4.The countries and banks that are bailing out other countries and banks are themselves bankrupt and in need of a bailout. In other words, the people of every nation on Earth, and indeed almost all corporations on Earth, would actually benefit immediately from a global default, even factoring in the lost revenue they would suffer because of their debtors defaulting on them. The end result would still be a net gain for almost everyone.

5. It is not possible to “tighten your belt” around a $700 trillion hole in the global credit markets caused by toxic derivatives that were created and sold through fraud. There is not enough wealth on Earth to pay for it all, nor will we ever be able to pay for it with the slave labor of our descendants, because compound interest will always make the debt larger.

6. We can cancel out most personal and corporate debts as well, since most of them were created in the same fraudulent manner as the sovereign debt. Since everyone’s now in debt and nobody has good credit, it’s only reasonable to level out the playing field by hitting the reset button, hopefully for the last and only time, to allow us all to begin building good credit again, and ideally, relying much less on credit at all in the future.

7. We can start almost from scratch right now to create national systems of finance and international trade mechanisms that are fair, functional, and sustainable, built on 21st century understandings of economics, built to function within 21st-century nation states.
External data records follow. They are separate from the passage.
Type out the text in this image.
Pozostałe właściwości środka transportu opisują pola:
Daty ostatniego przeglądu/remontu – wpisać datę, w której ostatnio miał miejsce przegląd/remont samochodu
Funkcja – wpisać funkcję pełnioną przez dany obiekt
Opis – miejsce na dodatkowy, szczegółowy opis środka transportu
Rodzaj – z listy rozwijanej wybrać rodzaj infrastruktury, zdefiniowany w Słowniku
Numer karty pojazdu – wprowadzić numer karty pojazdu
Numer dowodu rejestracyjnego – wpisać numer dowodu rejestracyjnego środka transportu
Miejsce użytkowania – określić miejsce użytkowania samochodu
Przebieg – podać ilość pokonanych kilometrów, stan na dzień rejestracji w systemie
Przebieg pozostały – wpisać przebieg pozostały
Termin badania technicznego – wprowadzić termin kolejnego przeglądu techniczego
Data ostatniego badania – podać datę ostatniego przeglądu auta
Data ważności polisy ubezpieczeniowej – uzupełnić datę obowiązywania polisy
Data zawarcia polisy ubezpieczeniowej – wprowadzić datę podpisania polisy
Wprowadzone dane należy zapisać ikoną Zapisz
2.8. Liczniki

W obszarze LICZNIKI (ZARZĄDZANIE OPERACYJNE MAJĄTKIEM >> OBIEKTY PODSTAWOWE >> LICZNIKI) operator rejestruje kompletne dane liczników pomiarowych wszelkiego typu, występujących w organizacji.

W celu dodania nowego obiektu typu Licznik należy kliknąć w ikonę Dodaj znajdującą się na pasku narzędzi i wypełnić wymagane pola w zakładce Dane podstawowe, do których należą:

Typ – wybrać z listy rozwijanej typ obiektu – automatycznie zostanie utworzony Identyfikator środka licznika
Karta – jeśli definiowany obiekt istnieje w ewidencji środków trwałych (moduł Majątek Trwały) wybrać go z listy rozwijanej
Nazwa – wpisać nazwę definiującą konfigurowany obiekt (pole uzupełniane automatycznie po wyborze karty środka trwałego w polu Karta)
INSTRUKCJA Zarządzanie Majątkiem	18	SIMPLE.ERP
Ideally, this “system” would be much less “systematic” than the present one, much less centralized, and thus with much less risk of systematic failure.
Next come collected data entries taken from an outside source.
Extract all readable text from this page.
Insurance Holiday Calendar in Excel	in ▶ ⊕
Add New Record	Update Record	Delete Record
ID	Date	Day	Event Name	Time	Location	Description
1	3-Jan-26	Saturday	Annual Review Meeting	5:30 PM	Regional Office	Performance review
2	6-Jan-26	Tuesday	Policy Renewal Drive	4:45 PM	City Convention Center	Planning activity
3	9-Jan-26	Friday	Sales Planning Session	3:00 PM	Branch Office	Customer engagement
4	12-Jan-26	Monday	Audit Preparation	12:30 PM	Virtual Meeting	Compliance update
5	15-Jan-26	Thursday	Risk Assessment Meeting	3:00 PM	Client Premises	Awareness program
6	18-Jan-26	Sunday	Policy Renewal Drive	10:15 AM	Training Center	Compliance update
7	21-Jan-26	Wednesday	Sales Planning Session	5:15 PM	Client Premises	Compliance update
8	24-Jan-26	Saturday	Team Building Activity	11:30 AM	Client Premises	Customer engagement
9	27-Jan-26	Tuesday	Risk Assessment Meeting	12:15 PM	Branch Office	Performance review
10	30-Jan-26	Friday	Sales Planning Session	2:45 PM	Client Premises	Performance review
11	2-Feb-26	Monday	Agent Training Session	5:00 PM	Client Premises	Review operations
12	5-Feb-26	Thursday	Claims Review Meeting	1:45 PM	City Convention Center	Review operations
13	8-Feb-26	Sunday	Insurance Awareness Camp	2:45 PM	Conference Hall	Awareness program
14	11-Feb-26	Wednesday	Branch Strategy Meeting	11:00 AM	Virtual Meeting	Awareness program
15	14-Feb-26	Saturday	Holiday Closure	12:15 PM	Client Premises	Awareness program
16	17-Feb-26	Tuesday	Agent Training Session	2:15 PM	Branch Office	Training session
There are a lot of different ideas about how to reform the system. We have explored some of them on this website and on our podcast already. We will continue to explore more ideas in the coming weeks. These ideas come from people with different economic philosophies and political persuasions, but the things they all agree on are that the current system is built on fraud, is responsible for creating many of our societal problems, and is doomed to catastrophic failure. So the idea here is, if the system is going to collapse, why let human civilization go down with it? Why not let the system of make-believe money and crushing debt collapse into its own footprint, while we create a parallel system that will prosper and carry on long after the former system is a dusty memory? There’s no need to allow real wealth, real assets, and real human labor to be tied any longer to the fate of fictional debt instruments.